In this #mtpcon Digital 2020 keynote, Jimena Almendares, Product Executive at Facebook, uses data to dismantle the idea of a “normal” user, showing the benefits of building products beyond biases and binaries.
Watch the video to see her talk in full. Or read on for an overview of her key points:
- There’s no such thing as a “normal” user
- Every country has unique product pain points
- Inclusive products are better for everyone
“My lesson number one is that not everyone is average,” says Jimena. She describes how, during her time as Chief Product Officer at OkCupid, she was able to leverage vast amounts of user data and demonstrate how “normal” or “average” underserves audiences.
She describes how just 12% of messages sent by straight men to straight women would receive a response, with men deemed averagely attractive “not even getting views”. In contrast women would be “bombarded by constant messages” and send far fewer messages.
Jimena’s team created “Flavours” to solve this issue, bringing 20 groups of users together by interests and preferences. Jimena saw dramatic results from narrowing the spectrum of people into sets of 10 users to choose between, (things like “beard lovers” or “hardcore cuddlers”).
A key learning for users, Jimena says, is to understand that market dynamics might make you behave – or be seen by the product environment – as an average. “As product people we can’t rely on our averages,” Jimena says. We need to “sell for every single person in the ecosystem”.
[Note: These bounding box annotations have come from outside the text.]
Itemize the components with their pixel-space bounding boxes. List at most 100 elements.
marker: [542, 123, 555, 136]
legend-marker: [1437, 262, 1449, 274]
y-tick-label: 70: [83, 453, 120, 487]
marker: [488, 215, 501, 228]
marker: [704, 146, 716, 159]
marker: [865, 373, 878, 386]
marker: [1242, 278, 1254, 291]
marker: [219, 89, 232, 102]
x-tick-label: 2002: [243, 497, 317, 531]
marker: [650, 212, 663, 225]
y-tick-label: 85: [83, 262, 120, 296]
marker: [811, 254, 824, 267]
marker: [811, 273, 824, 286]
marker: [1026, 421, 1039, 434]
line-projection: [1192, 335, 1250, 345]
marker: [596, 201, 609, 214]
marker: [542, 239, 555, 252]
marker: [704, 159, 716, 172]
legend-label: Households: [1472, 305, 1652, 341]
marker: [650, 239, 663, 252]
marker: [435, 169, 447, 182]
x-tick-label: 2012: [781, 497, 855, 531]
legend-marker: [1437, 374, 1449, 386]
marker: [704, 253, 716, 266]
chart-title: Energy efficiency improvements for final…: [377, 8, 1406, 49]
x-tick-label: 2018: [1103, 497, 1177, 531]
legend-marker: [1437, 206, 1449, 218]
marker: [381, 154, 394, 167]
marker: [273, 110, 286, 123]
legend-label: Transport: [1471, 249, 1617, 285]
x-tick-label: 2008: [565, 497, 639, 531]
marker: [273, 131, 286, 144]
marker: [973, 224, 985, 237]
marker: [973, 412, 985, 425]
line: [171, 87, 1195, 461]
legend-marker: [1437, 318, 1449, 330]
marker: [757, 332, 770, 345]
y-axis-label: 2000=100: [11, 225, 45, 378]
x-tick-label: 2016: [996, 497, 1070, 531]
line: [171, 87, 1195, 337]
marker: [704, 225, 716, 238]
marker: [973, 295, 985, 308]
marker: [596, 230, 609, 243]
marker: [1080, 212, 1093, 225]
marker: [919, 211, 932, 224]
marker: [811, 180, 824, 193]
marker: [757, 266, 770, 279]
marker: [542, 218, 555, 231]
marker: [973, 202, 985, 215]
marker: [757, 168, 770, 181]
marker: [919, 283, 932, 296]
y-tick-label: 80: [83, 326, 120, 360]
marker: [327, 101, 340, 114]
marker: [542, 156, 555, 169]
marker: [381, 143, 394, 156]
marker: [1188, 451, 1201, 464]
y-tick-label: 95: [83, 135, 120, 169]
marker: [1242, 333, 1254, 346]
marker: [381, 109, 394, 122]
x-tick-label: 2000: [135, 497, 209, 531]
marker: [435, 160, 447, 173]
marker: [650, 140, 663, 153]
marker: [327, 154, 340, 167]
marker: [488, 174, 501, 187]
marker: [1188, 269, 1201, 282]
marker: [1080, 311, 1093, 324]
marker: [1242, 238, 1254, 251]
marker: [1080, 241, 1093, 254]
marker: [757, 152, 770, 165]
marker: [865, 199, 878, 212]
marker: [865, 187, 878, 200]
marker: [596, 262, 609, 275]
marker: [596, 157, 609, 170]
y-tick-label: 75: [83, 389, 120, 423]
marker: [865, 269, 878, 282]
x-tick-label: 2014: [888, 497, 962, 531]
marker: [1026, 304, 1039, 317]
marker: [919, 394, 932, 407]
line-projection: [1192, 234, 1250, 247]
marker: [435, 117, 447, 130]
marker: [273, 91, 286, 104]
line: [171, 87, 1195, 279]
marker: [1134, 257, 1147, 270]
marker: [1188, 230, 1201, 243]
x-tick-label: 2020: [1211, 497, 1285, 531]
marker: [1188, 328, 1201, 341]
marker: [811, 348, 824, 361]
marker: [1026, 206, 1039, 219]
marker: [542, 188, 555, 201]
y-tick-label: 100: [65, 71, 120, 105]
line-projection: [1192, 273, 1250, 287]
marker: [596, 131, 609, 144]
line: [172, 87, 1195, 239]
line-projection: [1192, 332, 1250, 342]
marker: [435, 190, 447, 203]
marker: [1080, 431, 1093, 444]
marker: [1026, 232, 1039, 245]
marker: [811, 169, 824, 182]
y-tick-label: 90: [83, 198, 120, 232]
When she was Vice President of Global Expansion at QuickBooks, Jimena demonstrated the impact of building for all users, and successfully released the product in a new country within three months of her career there – something that hadn’t been achieved for the previous six years. “Countries and users in those countries can be very different when you’re comparing one country to the other,” Jimena says.
After identifying Mexico as a potential market, Jimena focused her team’s efforts building user cases, mapping journeys of individuals and business owners, and documenting what were the tools that they were using, and the amount of pain”.
Jimena identified core requirements when rolling out in the new country. Her framework was as follows:
- Identify a major pain point
- Ensure the company can solve it well
- Define a durable competitive advantage
Create Inclusive Spaces
Jimena describes how creating inclusive space for users across her career has dramatically benefitted the companies and products she works with.
At OkCupid, Jimena and her team decided to support 22 genders and 13 sexual orientations, improving on the original two genders and three sexual orientations, which were a result of how the “product was coded […] basically it was a binary system”. The team looked to reduce complex conversations for their users, giving people the opportunity to find their own place in the product and potential partners.
In her current role as a Product Executive at Facebook, Jimena has worked on embodying racial justice with a framework that tackles injustices and “focuses on the actions that a society or product can take to solve them”. From a product perspective, “we’re not only thinking about well what would be a good feature, but also co-creating with external experts in the black community so that we make sure that the problems that we’re addressing are really meaningful..”
Jimena ends by appealing to product people to look outside of average, as “the weird, the different, the unique, allows those to be better and more inclusive products, not just for those sets of people, but actually for everyone.”